Recording from SPDIF

ibliss wrote on 1/23/2004, 7:39 AM

"sync source in the recording software is set to external, cannot see where to set that?"

Any digital playback device has a clock running at a frequency corresponding to the sample rate such as 44.1kHz (CD players, Minidisc).

When you record from one digital device to another (lets say in this case the CD player to the 410), the clocks of the two devices must be the same or the recording won't work properly - you will end up with a less than perfect copy.
Imagine an elevator - the car is the source (CD) and the hallway is the destination (410), the doors are the digital clock and the people the digital information. If the elevator and hallway doors do not line up (ie digital clocks are out of sync) and the car stops 1/3 short of the doors, then you lose 1/3 of the people coming out of the lift (and get sued).

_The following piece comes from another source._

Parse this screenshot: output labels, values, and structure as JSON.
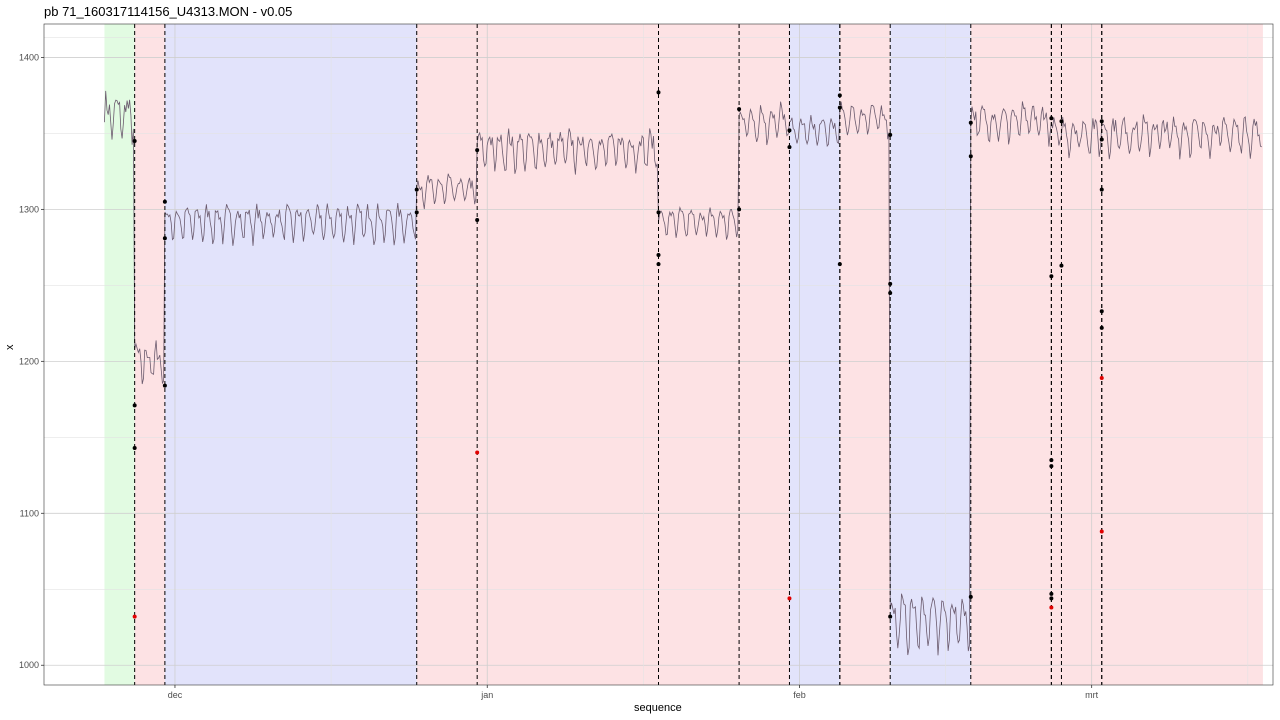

Sorry for that stupid analogy....

anyway, when you are simply playing back audio from your PC, the 410 should be running to it's own internal clock.

When the 410 is recording from the digital input, it should be running to the digital clock from the source device. You don't need extra cables, as the clock signal is embeded in the audio stream. But you may well need to tell the 410 to sync to the external source, and there is an option in the 410's volume control panel (the one sitting in the system tray).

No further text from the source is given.